Improving social policies
For Santiago Levy (Inter-American Development Bank), the key to unlocking Latin America's economic potential lies in better social policies. One would be improving access to higher quality education — although enrollment in higher education has shot up in Latin America, it is still way behind that of not only advanced economies but also Europe and Central Asia (Figure 2). Other social policies would be providing early childhood interventions (such as nutrition programs) and social insurance programs (such as employment protections). The objective is to provide the incentive and ability for workers to improve their human capital as well as provide the incentives for firms to hire them.
Source: World Development Indicators
Facilitating social interactions
Robert Lucas (University of Chicago) also emphasizes human capital—but not just what you learn in a textbook. He stresses that new ideas are rarely developed in isolation. There is a social dimension to learning. You learn through your interactions with colleagues around you, underscoring the need for places that bring people together to facilitate such social learning. Promoting urbanization should be a part of this.

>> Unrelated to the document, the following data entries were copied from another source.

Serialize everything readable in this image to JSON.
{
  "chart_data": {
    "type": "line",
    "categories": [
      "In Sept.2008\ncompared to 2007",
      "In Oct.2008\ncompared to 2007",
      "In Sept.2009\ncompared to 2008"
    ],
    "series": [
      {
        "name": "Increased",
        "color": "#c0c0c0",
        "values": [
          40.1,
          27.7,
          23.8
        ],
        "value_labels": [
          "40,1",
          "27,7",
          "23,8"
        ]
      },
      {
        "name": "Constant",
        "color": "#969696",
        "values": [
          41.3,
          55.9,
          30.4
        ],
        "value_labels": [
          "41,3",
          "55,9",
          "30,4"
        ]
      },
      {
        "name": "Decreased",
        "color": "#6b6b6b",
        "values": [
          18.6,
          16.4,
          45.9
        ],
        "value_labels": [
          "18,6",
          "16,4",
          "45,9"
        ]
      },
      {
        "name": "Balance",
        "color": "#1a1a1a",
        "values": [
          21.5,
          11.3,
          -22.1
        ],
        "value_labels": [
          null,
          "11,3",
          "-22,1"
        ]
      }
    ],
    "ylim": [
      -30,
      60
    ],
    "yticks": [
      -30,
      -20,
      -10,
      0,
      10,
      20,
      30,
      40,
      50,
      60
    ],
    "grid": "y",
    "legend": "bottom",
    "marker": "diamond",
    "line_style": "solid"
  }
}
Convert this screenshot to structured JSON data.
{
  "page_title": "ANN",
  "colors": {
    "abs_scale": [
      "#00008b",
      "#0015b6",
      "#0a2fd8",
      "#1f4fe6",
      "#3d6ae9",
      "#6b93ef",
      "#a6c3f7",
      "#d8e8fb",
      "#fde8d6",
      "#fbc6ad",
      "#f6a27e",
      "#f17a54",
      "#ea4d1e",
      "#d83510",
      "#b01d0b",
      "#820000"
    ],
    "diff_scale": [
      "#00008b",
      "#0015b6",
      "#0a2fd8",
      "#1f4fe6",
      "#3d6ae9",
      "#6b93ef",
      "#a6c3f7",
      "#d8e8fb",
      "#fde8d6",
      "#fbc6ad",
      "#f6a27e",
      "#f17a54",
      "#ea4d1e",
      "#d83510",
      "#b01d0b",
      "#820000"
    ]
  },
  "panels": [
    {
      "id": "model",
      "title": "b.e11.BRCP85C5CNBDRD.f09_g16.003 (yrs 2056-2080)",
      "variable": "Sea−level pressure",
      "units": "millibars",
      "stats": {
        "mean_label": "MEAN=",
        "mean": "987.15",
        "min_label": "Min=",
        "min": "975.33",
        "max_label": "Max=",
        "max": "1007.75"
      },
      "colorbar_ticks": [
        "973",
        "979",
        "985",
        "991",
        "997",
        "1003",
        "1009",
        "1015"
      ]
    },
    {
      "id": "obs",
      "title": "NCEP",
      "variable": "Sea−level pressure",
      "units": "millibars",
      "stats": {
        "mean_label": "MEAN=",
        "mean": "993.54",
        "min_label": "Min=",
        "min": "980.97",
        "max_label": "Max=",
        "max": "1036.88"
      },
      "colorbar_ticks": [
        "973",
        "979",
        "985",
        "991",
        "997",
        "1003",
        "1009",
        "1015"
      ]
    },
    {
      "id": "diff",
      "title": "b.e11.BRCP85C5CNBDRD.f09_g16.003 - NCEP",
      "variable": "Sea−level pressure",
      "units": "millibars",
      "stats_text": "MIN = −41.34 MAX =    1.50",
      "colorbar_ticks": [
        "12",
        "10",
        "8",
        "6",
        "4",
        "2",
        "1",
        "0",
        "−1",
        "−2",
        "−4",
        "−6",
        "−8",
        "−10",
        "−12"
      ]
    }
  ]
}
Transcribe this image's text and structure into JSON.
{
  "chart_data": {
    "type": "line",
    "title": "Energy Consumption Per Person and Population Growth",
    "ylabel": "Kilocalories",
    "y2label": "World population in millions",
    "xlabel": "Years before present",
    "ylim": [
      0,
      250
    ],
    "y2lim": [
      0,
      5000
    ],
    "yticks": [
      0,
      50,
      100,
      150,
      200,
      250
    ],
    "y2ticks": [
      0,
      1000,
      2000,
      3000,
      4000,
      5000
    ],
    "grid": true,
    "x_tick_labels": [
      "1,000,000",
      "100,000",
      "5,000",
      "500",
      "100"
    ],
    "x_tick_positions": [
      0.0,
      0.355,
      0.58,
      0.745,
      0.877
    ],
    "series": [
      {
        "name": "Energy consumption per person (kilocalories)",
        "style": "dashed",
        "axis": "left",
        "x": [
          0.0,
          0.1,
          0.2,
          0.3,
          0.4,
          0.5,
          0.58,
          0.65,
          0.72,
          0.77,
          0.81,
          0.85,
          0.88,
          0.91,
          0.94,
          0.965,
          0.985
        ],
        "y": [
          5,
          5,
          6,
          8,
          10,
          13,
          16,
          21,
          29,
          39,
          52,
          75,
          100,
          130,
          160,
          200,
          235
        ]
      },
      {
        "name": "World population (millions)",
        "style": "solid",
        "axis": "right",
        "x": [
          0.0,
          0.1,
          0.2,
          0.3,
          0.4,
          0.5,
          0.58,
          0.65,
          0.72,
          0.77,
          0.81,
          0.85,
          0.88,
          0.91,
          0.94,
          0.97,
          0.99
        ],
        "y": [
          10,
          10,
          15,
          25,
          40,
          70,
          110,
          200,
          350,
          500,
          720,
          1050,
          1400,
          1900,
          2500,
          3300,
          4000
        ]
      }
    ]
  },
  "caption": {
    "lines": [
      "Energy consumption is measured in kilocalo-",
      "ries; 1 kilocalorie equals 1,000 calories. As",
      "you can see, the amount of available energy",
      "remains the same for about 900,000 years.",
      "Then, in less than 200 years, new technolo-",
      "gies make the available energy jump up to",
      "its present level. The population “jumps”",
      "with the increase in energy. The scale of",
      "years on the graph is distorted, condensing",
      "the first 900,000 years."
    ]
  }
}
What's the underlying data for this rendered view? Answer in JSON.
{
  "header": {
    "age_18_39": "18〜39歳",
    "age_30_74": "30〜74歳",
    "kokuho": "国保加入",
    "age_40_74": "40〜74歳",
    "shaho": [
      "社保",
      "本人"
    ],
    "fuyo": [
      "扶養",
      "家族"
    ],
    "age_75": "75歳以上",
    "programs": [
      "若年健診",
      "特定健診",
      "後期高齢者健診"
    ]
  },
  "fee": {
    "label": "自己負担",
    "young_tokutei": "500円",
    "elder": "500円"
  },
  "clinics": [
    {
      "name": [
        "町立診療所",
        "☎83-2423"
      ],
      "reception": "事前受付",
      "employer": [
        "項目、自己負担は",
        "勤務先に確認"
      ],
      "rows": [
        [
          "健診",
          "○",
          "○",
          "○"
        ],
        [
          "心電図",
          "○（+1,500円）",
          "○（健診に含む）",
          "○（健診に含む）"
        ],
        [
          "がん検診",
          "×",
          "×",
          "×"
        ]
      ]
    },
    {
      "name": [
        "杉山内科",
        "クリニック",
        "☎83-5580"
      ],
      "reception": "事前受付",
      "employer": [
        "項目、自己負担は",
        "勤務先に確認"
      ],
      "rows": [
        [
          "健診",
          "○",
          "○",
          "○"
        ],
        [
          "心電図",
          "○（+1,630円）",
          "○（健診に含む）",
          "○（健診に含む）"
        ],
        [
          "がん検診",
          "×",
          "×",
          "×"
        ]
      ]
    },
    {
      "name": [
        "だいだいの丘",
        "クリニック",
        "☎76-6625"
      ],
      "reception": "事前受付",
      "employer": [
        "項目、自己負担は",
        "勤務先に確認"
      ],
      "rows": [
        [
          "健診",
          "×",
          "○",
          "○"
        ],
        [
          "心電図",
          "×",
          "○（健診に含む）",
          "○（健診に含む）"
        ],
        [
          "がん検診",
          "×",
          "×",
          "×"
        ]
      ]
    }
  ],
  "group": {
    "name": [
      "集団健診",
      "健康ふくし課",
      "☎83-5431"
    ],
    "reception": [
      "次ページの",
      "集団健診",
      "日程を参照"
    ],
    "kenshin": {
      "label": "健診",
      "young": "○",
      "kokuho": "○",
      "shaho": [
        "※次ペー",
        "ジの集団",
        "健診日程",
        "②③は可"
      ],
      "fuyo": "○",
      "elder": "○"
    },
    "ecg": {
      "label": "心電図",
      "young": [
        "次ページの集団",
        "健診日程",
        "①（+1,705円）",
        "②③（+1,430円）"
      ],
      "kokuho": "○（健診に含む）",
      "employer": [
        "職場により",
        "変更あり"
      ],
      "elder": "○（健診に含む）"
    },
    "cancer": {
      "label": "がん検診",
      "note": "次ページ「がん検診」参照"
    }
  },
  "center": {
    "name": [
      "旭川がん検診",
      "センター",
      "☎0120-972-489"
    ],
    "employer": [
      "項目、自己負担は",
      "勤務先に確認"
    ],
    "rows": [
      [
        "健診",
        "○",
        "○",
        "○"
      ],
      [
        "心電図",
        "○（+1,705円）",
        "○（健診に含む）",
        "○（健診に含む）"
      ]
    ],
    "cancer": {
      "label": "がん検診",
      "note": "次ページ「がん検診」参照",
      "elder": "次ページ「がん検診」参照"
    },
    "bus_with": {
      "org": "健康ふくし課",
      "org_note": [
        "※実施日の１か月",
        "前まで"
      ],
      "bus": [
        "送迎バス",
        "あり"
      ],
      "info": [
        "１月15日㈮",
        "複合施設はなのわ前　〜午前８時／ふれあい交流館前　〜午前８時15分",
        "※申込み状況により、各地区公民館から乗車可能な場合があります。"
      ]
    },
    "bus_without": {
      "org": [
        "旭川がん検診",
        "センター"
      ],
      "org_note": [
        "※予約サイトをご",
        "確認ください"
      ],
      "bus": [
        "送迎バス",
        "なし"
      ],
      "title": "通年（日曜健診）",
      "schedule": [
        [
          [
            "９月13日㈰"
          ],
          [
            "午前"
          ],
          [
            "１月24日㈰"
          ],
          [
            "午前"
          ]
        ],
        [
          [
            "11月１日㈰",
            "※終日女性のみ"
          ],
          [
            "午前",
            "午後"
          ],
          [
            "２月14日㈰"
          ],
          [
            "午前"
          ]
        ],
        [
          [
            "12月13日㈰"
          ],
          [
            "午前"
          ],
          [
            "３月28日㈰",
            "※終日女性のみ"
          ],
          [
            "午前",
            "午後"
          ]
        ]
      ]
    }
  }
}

Cities bring people together to build on each other’s ideas.
Finally, Nancy Stokey (University of Chicago) places the emphasis on "importing growth." Her point is that technological improvements are often embedded in new physical capital (such as machinery and equipment), and although the potential for specific capital goods to contribute to productivity may vary by country, this potential is very real. Given that the relative prices of these goods have been falling, developing countries now have a greater opportunity to import more of them. But to really take advantage of this improved access, she says, human capital must increase too. That means investing in skills that complement the technological improvements in capital goods—such as having engineers that can use the more sophisticated machine tools in production processes or IT specialists that can program new software on ever more powerful computers. And, of course, it also means adopting open trade policies to facilitate those imports.